To construct a 90% confidence interval for the average number of kilometers a car is driven annually, we can use the formula:

Confidence Interval = x̄ ± Z * (σ / √n)

Where:

x̄ = sample mean

Z = Z-score corresponding to the desired confidence level (in this case, for a 90% confidence level, Z = 1.645)

σ = population standard deviation

n = sample size

Given:

x̄ = 13,500 km (sample mean)

σ = 900 km (population standard deviation)

n = 100 (sample size)

Plugging in the values into the formula, we have:

Confidence Interval = 13,500 ± 1.645 * (900 / √100)

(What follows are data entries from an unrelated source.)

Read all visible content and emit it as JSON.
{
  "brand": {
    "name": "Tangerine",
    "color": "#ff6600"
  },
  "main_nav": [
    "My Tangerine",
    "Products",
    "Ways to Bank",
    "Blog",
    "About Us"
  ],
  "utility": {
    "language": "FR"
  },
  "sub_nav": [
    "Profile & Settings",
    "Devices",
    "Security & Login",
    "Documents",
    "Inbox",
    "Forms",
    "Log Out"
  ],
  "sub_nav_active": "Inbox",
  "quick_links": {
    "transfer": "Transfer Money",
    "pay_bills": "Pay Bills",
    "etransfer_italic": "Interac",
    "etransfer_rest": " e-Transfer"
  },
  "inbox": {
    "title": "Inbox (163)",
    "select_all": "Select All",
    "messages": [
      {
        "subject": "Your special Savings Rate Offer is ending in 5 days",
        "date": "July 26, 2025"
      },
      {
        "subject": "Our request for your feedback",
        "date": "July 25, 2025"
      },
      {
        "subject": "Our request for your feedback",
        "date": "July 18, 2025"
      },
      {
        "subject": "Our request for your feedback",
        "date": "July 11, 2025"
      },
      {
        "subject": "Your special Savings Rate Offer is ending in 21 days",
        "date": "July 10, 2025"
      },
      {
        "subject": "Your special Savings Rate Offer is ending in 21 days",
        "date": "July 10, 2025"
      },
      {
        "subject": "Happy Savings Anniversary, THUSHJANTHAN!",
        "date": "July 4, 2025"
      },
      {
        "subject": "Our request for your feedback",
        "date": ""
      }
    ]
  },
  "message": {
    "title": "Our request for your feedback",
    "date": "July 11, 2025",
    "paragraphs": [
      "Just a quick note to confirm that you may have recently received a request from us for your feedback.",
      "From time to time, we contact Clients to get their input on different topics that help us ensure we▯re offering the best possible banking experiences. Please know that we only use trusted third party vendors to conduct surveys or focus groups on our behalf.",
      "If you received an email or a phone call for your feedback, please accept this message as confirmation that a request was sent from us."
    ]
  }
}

Calculating the values inside the parentheses first:

900 / √100 = 900 / 10 = 90

Substituting the calculated value into the formula:

Confidence Interval = 13,500 ± 1.645 * 90

Calculating the values:

1.645 * 90 = 148.05 (rounded to two decimal places)

Therefore, the 90% confidence interval for the average number of kilometers a car is driven annually is:

13,500 ± 148.05

This can be written as:

(13,351.95, 13,648.05)

So, we can say with 90% confidence that the true average number of kilometers driven annually falls within the range of 13,351.95 km to 13,648.05 km.